A school of baitfish huddled along the edge of the shoreline, dimpling the water’s surface, nervously trying to elude a predator I could not see. My long distance visibility was hampered by the thick morning fog, but I could hear sporadic loud splashes that only feeding fish can make. The ruckus was coming from the shoreline of a narrow, winding creek.
It didn’t take long before I spotted two snook, with their tan backs visible, moving deliberately down the bank while another shape moved quickly in the deeper water, pushing up what seemed like a submarine-sized wake. The snook were hunting like a pack of wild dogs along the edge of a quiet tidal creek that fed into Charlotte Harbor. Big fish.
I watched, my right index finger cradling the soft braided line. I was ready, but I had to wait to cast. As soon as the pack came within casting distance I let the swimming plug fly. The lure splashed down in front of the cruising snook, but was ignored. Another cast, another refusal. A third cast produced a smashing strike and a shower of water, but the hooks didn’t hold.
By now, the shroud of fog was melting away and the eastern sky was glowing pink. The snook were wary, moving down the shoreline away from me into deeper water. Their morning feed would soon end.
Desperately, I bombed a long cast in front of the pack and began a slow retrieve. The Hail Mary hit its mark and the strong line came tight. The snook tail walked, and then dogged it into deeper water. After three more jumps I worked the fish to my feet, removed the barbless treble hook and held my rod down next to the fish to measure its length before I eased the snook back into the water.
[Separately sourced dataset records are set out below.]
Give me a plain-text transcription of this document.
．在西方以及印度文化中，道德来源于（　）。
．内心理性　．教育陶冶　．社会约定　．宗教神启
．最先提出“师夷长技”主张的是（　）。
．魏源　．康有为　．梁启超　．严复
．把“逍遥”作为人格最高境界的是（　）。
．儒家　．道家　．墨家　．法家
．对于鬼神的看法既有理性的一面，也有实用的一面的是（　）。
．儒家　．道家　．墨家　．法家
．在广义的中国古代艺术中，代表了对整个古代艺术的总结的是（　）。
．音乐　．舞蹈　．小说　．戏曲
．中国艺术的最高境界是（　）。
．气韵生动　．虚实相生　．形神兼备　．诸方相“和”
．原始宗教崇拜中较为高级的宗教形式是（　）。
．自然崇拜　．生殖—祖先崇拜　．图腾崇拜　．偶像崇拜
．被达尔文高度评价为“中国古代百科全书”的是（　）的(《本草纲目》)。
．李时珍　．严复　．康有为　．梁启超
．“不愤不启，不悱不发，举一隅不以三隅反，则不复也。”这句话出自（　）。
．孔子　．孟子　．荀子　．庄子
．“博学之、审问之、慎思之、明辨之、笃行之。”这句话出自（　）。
The snook’s tail touched the butt end of my rod, its nose just shy of the first guide. Later, I measured the distance at 32 inches. Not bad, for an early morning fishing opportunity. I still had time to grab a cup of coffee and a biscuit before heading to work.
The key word here is “opportunity” and many are presented by the gulf, creeks, rivers, ponds, lakes and the far reaching watery fingers of Charlotte Harbor. All can hold fish, whether it’s baby tarpon, snook, ladyfish, largemouth bass or bluegill.
I’m always ready to make the most of any opportunity that comes along. A seven-foot, two piece spinning rod lives in the back seat of my truck along with a small tackle bag and a limited selection of lures. It might be overkill, but I’ve filled a small Daiwa Procaster 1300 spinning reel with 25-pound test PowerPro braided line, tipped with a 30-pound test fluorocarbon leader. This is heavy tackle, but most of the fish I encounter are either living around heavy cover or boat docks and I put a lot of pressure on the fish, get them in quickly and release them immediately.
My favorite lure is a small Yo-Zuri swimming plug, but I kept straightening the small treble hooks when I put the boots to good fish. So, I replaced the light weight hooks with triple extra strong Eagle Claw trebles. I also mash down the barbs on each of the trebles to facilitate a quick release. I’ll lose a jumping snook from time, but to me the best part of the catch is the strike.